Regelbrechen als Schulfach?
mm.de: Ist das eine Fähigkeit, ein erlernbares Handwerk, oder ist "Rulebreaking" angeboren?
Jánszky: Es ist von beidem etwas. Die grundsätzliche Freude daran, Dinge zu hinterfragen und Regeln nicht zu akzeptieren, sondern umzuwerfen, ist wohl unter den Menschen unterschiedlich verteilt. Ob sie angeboren oder durch Sozialisierung erworben ist, darüber streiten sich die Experten. Typisch scheint mir zu sein, dass die Rulebreaker aus meinem Buch durchgängig einen "gebrochenen Lebenslauf" haben. Das heißt: Sie wurden teilweise früh in ihrem Leben und mehrfach von außen gezwungen, darüber nachzudenken, wer sie sein wollen, wohin sie gehören und warum sie tun, was sie tun. Dies schafft wohl die angesprochene Selbstsicherheit.
Auf der anderen Seite gibt es tatsächlich so etwas wie die "Regeln des Regelbruchs". Sie beschreiben ein strategisches Herangehen an Märkte und Unternehmen, eine Denkweise in verschiedenen Schritten, die dazu führt zu erkennen, in welchen Bereichen Regelbrüche möglich oder gar bereits absehbar sind, die Grundregeln dieser Branchen zu erkennen, zu brechen und durch neue Regeln zu ersetzen. Dieses "Rulebreaker-Manifest" ist das disruptive Handwerkszeug für jeden Markteroberer.
mm.de: Wie werden Rulebreaker in Deutschlands Unternehmen angesehen?

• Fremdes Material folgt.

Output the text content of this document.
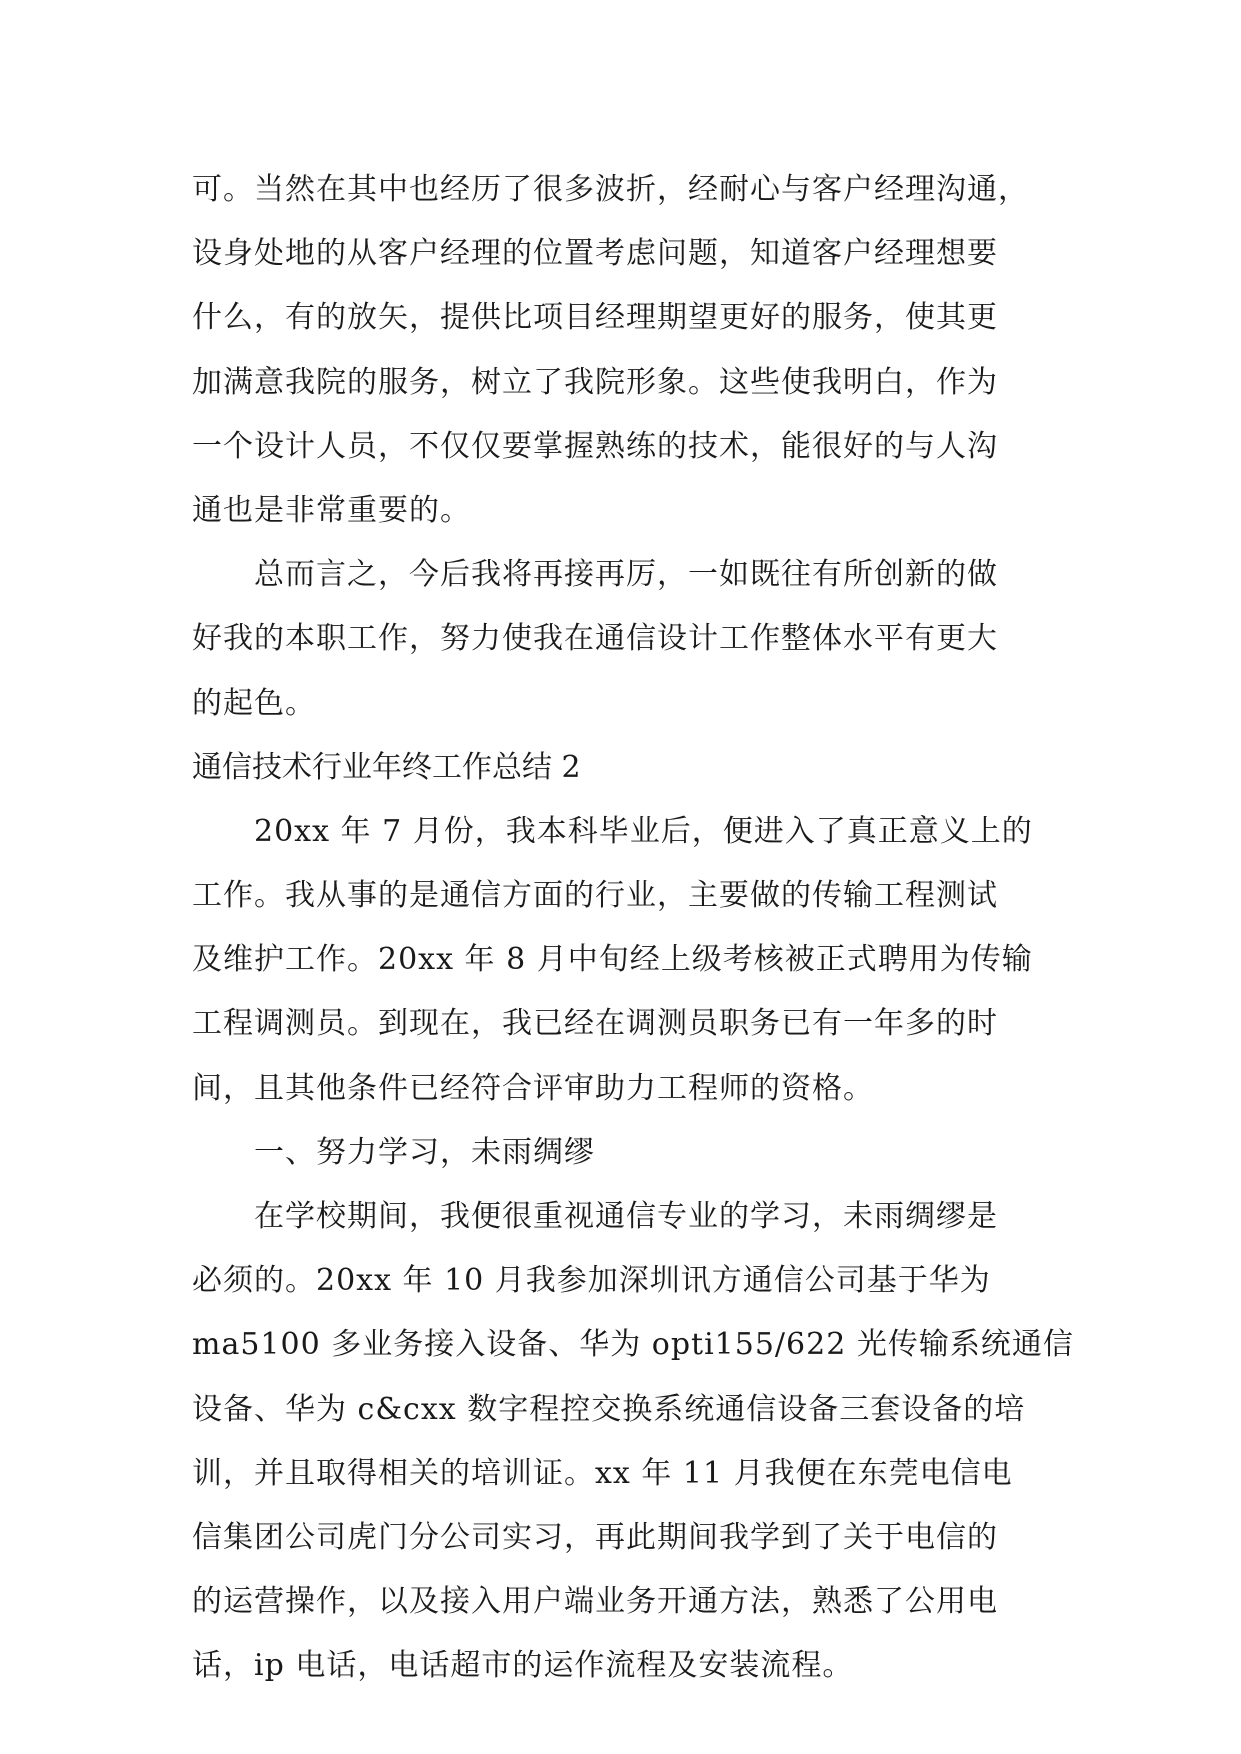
可。当然在其中也经历了很多波折，经耐心与客户经理沟通，
设身处地的从客户经理的位置考虑问题，知道客户经理想要
什么，有的放矢，提供比项目经理期望更好的服务，使其更
加满意我院的服务，树立了我院形象。这些使我明白，作为
一个设计人员，不仅仅要掌握熟练的技术，能很好的与人沟
通也是非常重要的。
总而言之，今后我将再接再厉，一如既往有所创新的做
好我的本职工作，努力使我在通信设计工作整体水平有更大
的起色。
通信技术行业年终工作总结 2
20xx 年 7 月份，我本科毕业后，便进入了真正意义上的
工作。我从事的是通信方面的行业，主要做的传输工程测试
及维护工作。20xx 年 8 月中旬经上级考核被正式聘用为传输
工程调测员。到现在，我已经在调测员职务已有一年多的时
间，且其他条件已经符合评审助力工程师的资格。
一、努力学习，未雨绸缪
在学校期间，我便很重视通信专业的学习，未雨绸缪是
必须的。20xx 年 10 月我参加深圳讯方通信公司基于华为
ma5100 多业务接入设备、华为 opti155/622 光传输系统通信
设备、华为 c&cxx 数字程控交换系统通信设备三套设备的培
训，并且取得相关的培训证。xx 年 11 月我便在东莞电信电
信集团公司虎门分公司实习，再此期间我学到了关于电信的
的运营操作，以及接入用户端业务开通方法，熟悉了公用电
话，ip 电话，电话超市的运作流程及安装流程。
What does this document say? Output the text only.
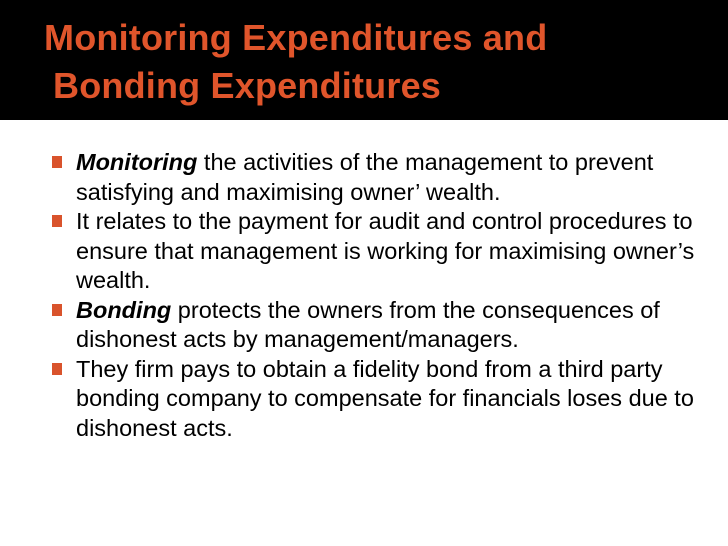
Monitoring Expenditures and
Bonding Expenditures
Monitoring the activities of the management to prevent satisfying and maximising owner’ wealth.
It relates to the payment for audit and control procedures to ensure that management is working for maximising owner’s wealth.
Bonding protects the owners from the consequences of dishonest acts by management/managers.
They firm pays to obtain a fidelity bond from a third party bonding company to compensate for financials loses due to dishonest acts.
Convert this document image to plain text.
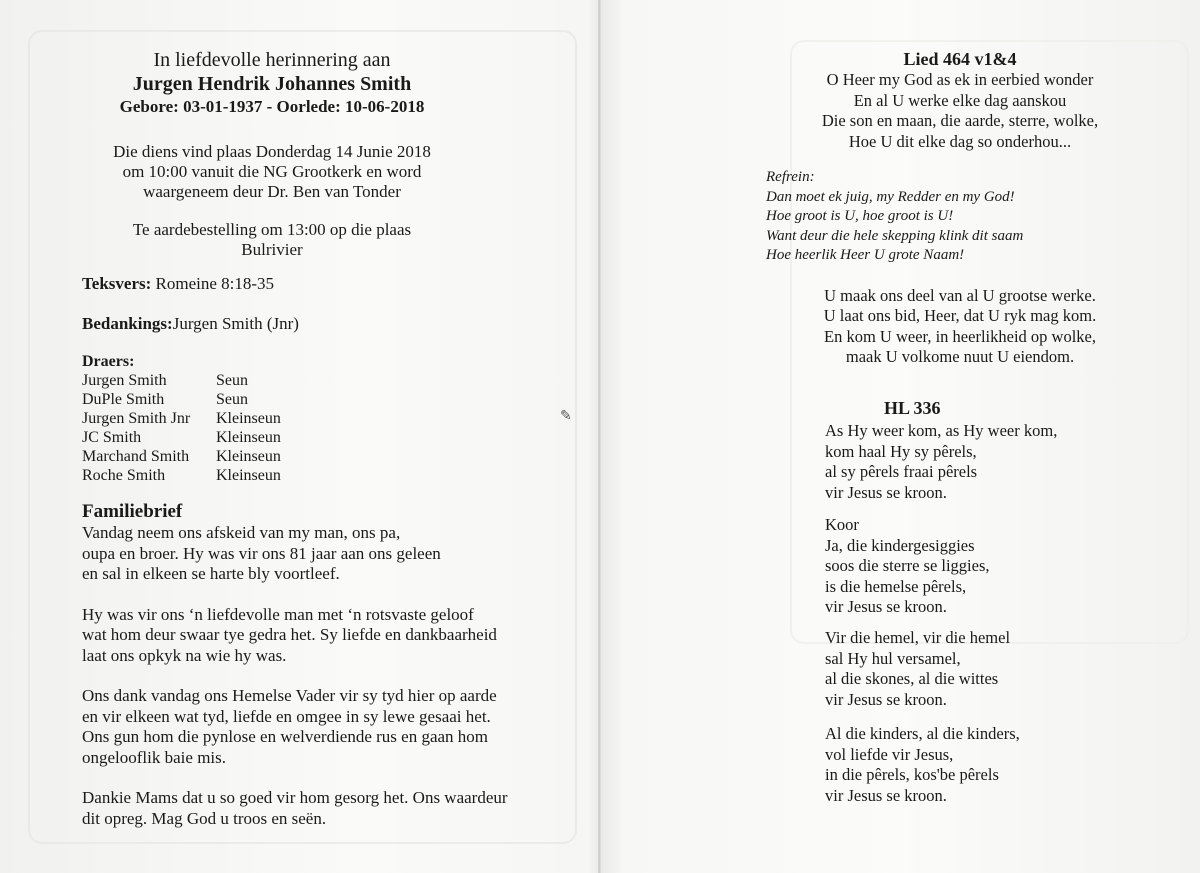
✎
In liefdevolle herinnering aan
Jurgen Hendrik Johannes Smith
Gebore: 03-01-1937 - Oorlede: 10-06-2018
Die diens vind plaas Donderdag 14 Junie 2018
om 10:00 vanuit die NG Grootkerk en word
waargeneem deur Dr. Ben van Tonder
Te aardebestelling om 13:00 op die plaas
Bulrivier
Teksvers: Romeine 8:18-35
Bedankings:Jurgen Smith (Jnr)
Draers:
Jurgen Smith	Seun
DuPle Smith	Seun
Jurgen Smith Jnr	Kleinseun
JC Smith	Kleinseun
Marchand Smith	Kleinseun
Roche Smith	Kleinseun
Familiebrief
Vandag neem ons afskeid van my man, ons pa,
oupa en broer. Hy was vir ons 81 jaar aan ons geleen
en sal in elkeen se harte bly voortleef.
Hy was vir ons ‘n liefdevolle man met ‘n rotsvaste geloof
wat hom deur swaar tye gedra het. Sy liefde en dankbaarheid
laat ons opkyk na wie hy was.
Ons dank vandag ons Hemelse Vader vir sy tyd hier op aarde
en vir elkeen wat tyd, liefde en omgee in sy lewe gesaai het.
Ons gun hom die pynlose en welverdiende rus en gaan hom
ongelooflik baie mis.
Dankie Mams dat u so goed vir hom gesorg het. Ons waardeur
dit opreg. Mag God u troos en seën.
Lied 464 v1&4
O Heer my God as ek in eerbied wonder
En al U werke elke dag aanskou
Die son en maan, die aarde, sterre, wolke,
Hoe U dit elke dag so onderhou...
Refrein:
Dan moet ek juig, my Redder en my God!
Hoe groot is U, hoe groot is U!
Want deur die hele skepping klink dit saam
Hoe heerlik Heer U grote Naam!
U maak ons deel van al U grootse werke.
U laat ons bid, Heer, dat U ryk mag kom.
En kom U weer, in heerlikheid op wolke,
maak U volkome nuut U eiendom.
HL 336
As Hy weer kom, as Hy weer kom,
kom haal Hy sy pêrels,
al sy pêrels fraai pêrels
vir Jesus se kroon.
Koor
Ja, die kindergesiggies
soos die sterre se liggies,
is die hemelse pêrels,
vir Jesus se kroon.
Vir die hemel, vir die hemel
sal Hy hul versamel,
al die skones, al die wittes
vir Jesus se kroon.
Al die kinders, al die kinders,
vol liefde vir Jesus,
in die pêrels, kos'be pêrels
vir Jesus se kroon.
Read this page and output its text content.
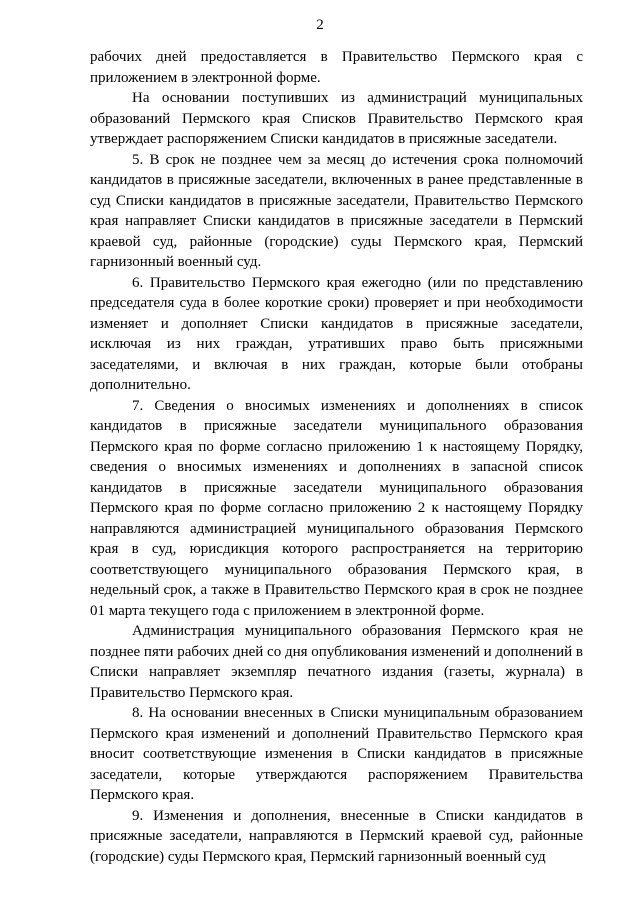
2

рабочих дней предоставляется в Правительство Пермского края с приложением в электронной форме.

На основании поступивших из администраций муниципальных образований Пермского края Списков Правительство Пермского края утверждает распоряжением Списки кандидатов в присяжные заседатели.

5. В срок не позднее чем за месяц до истечения срока полномочий кандидатов в присяжные заседатели, включенных в ранее представленные в суд Списки кандидатов в присяжные заседатели, Правительство Пермского края направляет Списки кандидатов в присяжные заседатели в Пермский краевой суд, районные (городские) суды Пермского края, Пермский гарнизонный военный суд.

6. Правительство Пермского края ежегодно (или по представлению председателя суда в более короткие сроки) проверяет и при необходимости изменяет и дополняет Списки кандидатов в присяжные заседатели, исключая из них граждан, утративших право быть присяжными заседателями, и включая в них граждан, которые были отобраны дополнительно.

7. Сведения о вносимых изменениях и дополнениях в список кандидатов в присяжные заседатели муниципального образования Пермского края по форме согласно приложению 1 к настоящему Порядку, сведения о вносимых изменениях и дополнениях в запасной список кандидатов в присяжные заседатели муниципального образования Пермского края по форме согласно приложению 2 к настоящему Порядку направляются администрацией муниципального образования Пермского края в суд, юрисдикция которого распространяется на территорию соответствующего муниципального образования Пермского края, в недельный срок, а также в Правительство Пермского края в срок не позднее 01 марта текущего года с приложением в электронной форме.

Администрация муниципального образования Пермского края не позднее пяти рабочих дней со дня опубликования изменений и дополнений в Списки направляет экземпляр печатного издания (газеты, журнала) в Правительство Пермского края.

8. На основании внесенных в Списки муниципальным образованием Пермского края изменений и дополнений Правительство Пермского края вносит соответствующие изменения в Списки кандидатов в присяжные заседатели, которые утверждаются распоряжением Правительства Пермского края.

9. Изменения и дополнения, внесенные в Списки кандидатов в присяжные заседатели, направляются в Пермский краевой суд, районные (городские) суды Пермского края, Пермский гарнизонный военный суд
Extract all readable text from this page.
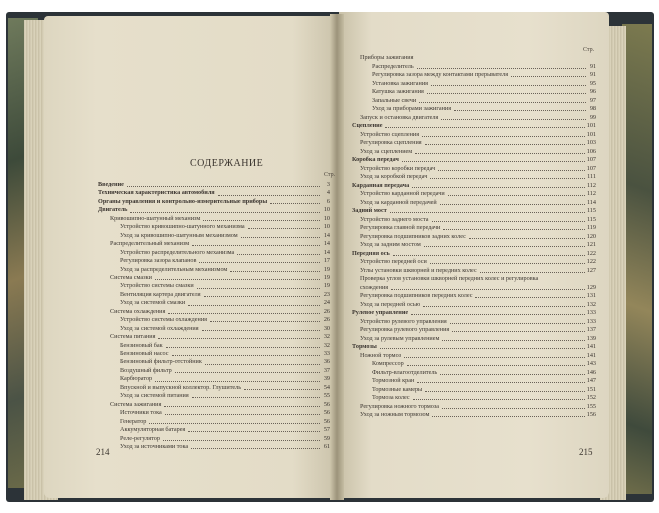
СОДЕРЖАНИЕ
Стр.
Стр.
Введение	3
Техническая характеристика автомобиля	4
Органы управления и контрольно-измерительные приборы	6
Двигатель	10
Кривошипно-шатунный механизм	10
Устройство кривошипно-шатунного механизма	10
Уход за кривошипно-шатунным механизмом	14
Распределительный механизм	14
Устройство распределительного механизма	14
Регулировка зазора клапанов	17
Уход за распределительным механизмом	19
Система смазки	19
Устройство системы смазки	19
Вентиляция картера двигателя	23
Уход за системой смазки	24
Система охлаждения	26
Устройство системы охлаждения	26
Уход за системой охлаждения	30
Система питания	32
Бензиновый бак	32
Бензиновый насос	33
Бензиновый фильтр-отстойник	36
Воздушный фильтр	37
Карбюратор	39
Впускной и выпускной коллектор. Глушитель	54
Уход за системой питания	55
Система зажигания	56
Источники тока	56
Генератор	56
Аккумуляторная батарея	57
Реле-регулятор	59
Уход за источниками тока	61
Приборы зажигания
Распределитель	91
Регулировка зазора между контактами прерывателя	91
Установка зажигания	95
Катушка зажигания	96
Запальные свечи	97
Уход за приборами зажигания	98
Запуск и остановка двигателя	99
Сцепление	101
Устройство сцепления	101
Регулировка сцепления	103
Уход за сцеплением	106
Коробка передач	107
Устройство коробки передач	107
Уход за коробкой передач	111
Карданная передача	112
Устройство карданной передачи	112
Уход за карданной передачей	114
Задний мост	115
Устройство заднего моста	115
Регулировка главной передачи	119
Регулировка подшипников задних колес	120
Уход за задним мостом	121
Передняя ось	122
Устройство передней оси	122
Углы установки шкворней и передних колес	127
Проверка углов установки шкворней передних колес и регулировка
схождения	129
Регулировка подшипников передних колес	131
Уход за передней осью	132
Рулевое управление	133
Устройство рулевого управления	133
Регулировка рулевого управления	137
Уход за рулевым управлением	139
Тормозы	141
Ножной тормоз	141
Компрессор	143
Фильтр-влагоотделитель	146
Тормозной кран	147
Тормозные камеры	151
Тормоза колес	152
Регулировка ножного тормоза	155
Уход за ножным тормозом	156
214	215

Jánszky: Sie werden zu Helden, nachdem sie Erfolg hatten. Vorher gelten sie als Außenseiter und Spinner. Da sie mit ihrer Rulebreaker-Strategie regelmäßig gegen die Geschäftsmodelle der Etablierten kämpfen, haben sie bei denen natürlich wenig Freunde. Im Gegenteil: Sie werden ausgegrenzt und nicht selten auch bekämpft. Von den zehn Rulebreakern, die ich porträtiert habe, haben zwei im Laufe der Zeit Morddrohungen bekommen. Sie haben trotzdem weitergemacht. Dies ist auch der wesentliche Unterschied zwischen Rulebreakern und Querdenkern. Querdenken kann jeder! Rulebreaker zeigen aber eine Konsequenz in existenziellen Entscheidungen, bei denen 99% der Anderen aufgegeben hätten.
mm.de: Wie viele Rulebreaker verträgt ein Unternehmen? Oder anders gefragt - braucht es in jedem Unternehmen einen solchen Denker - aber eben auch nur einen Einzigen?
Jánszky: Die Innovationsstrategien der Unternehmen sind unterschiedlich. Manche orientieren sich auf schwache Innovationsarten, wie Facelifts oder Verbesserungen von Produkten. Dafür brauchen sie keinen Rulebreaker. Dort würden disruptive Strategen eher die nötigen Prozessabläufe stören. Wenn sie aber in ihrer Branche einen neuen Markt erobern oder ein bisher ungekanntes Marktsegment besetzen wollen, dann brauchen sie Rulebreaker. Am besten performen diese, wenn sie in einer Art "U-Boot", also losgelöst vom Mutterschiff und unter dem Radar der üblichen Trägheiten der Konzernprozesse, die Aufgabe bekommen, das Geschäftsmodell des Mutterschiffs anzugreifen. Von diesen "U-Booten" darf es mehrere geben, also auch mehrere Rulebreaker. Allerdings sollten sie so wenig wie möglich miteinander zu tun haben. Denn Rulebreaker leben davon, ihre persönliche Vision zu verwirklichen. Die Abstimmung und Kompromissfindung mit Anderen ist dabei sehr hinderlich.